Tatsächlich wird im Vertragstext die Souveränität der Staaten ausdrücklich gewahrt – „als allgemeines Prinzip“. Artikel 24 stellt fest, dass weder die WHO noch ihr Generaldirektor innerstaatliche Gesetze oder Maßnahmen anordnen können. Lockdowns, Reisebeschränkungen oder Impfpflichten kann die WHO auf Basis des Abkommens ebenso wenig verhängen. Auch dass die WHO eine internationale Gesundheitsnotlage deklarieren kann, ist nicht mehr als eine Empfehlung.
Die Freiheitlichen haben zudem eine Online-Petition „WHO-Pandemievertrag stoppen“ gestartet, die von mehr als 25.000 Bürgern unterstützt wurde.
Ex-WHO-Krisenmanager zum Pandemievertrag
Was wäre in der Corona-Pandemie besser gelaufen, hätte es den nun verabschiedeten WHO-Notfallplan zum Pandemiemanagement damals schon gegeben? Gerald Rockenschaub, jahrelanger Krisenmanager in der Weltgesundheitsorganisation, dazu am Dienstagabend in der ZIB 2: "Die Verurteilung knapper Güter, wie Impfstoffe oder Masken.

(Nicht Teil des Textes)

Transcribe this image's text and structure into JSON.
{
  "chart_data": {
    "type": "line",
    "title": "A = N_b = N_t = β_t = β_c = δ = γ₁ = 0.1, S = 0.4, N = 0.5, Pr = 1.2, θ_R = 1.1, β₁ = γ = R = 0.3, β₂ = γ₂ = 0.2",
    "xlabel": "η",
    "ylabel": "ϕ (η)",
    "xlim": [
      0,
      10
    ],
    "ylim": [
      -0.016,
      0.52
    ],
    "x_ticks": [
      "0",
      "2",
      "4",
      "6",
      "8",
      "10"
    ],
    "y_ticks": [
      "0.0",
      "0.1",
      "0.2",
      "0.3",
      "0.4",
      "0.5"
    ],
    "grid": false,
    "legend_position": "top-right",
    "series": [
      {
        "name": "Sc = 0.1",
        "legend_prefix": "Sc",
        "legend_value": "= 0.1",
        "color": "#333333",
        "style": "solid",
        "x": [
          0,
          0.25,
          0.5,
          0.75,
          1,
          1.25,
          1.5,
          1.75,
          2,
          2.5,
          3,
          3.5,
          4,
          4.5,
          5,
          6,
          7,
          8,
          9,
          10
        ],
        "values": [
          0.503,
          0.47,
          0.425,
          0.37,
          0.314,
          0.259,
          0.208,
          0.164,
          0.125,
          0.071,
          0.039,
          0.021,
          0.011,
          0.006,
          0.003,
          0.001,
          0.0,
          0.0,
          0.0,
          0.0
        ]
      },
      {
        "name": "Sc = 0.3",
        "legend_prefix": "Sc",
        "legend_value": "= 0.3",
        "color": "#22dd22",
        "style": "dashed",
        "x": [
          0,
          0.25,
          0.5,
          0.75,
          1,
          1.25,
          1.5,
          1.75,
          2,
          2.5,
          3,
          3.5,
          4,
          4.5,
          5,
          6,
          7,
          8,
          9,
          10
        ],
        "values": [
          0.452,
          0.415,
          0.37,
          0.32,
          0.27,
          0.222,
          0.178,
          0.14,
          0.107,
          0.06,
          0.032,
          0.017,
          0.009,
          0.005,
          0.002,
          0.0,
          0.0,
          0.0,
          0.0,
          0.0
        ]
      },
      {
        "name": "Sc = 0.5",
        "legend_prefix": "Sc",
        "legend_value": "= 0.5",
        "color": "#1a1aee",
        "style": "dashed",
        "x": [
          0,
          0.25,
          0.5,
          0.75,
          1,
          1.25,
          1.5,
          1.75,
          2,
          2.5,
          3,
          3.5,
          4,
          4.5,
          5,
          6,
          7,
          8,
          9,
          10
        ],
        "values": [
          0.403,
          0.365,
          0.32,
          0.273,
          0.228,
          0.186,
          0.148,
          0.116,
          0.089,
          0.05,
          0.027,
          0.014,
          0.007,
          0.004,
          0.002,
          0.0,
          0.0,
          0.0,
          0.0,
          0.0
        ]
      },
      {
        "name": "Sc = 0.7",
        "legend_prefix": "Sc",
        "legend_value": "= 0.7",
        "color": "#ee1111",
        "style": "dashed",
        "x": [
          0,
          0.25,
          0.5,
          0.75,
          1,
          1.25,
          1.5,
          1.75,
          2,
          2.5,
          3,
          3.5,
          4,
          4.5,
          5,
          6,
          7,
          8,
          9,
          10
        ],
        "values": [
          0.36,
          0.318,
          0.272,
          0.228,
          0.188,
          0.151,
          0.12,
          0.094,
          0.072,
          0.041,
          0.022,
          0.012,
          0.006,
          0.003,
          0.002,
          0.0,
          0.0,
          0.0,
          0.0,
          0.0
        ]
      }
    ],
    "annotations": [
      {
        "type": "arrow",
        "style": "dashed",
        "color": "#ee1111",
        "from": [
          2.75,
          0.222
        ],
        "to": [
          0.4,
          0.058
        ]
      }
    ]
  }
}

Man hätte besser reagieren können". Er erachtet den neuen Notfallplan als einen "guten Kompromiss" sowie als Basis, die weiterentwickelt werden müsse. "Es ist ein guter Tag für die internationale Gesundheitssicherheit. Die Welt ist ein bisschen sicherer geworden", meint Rockenschaub.
Und: Die Bedenken der Freiheitlichen, die WHO könnte mit dem Vertrag als "Weltregierung" einen Dauernotstand ausrufen, entkräftet er: "Im Artikel 22 ist vorgesehen, dass die Kompetenz für Lockdowns und Schutzmaßnahmen ausschließlich an nationalen Parlamenten und Regierungen liegt." Die WHO gebe lediglich Empfehlungen ab, so der Experte.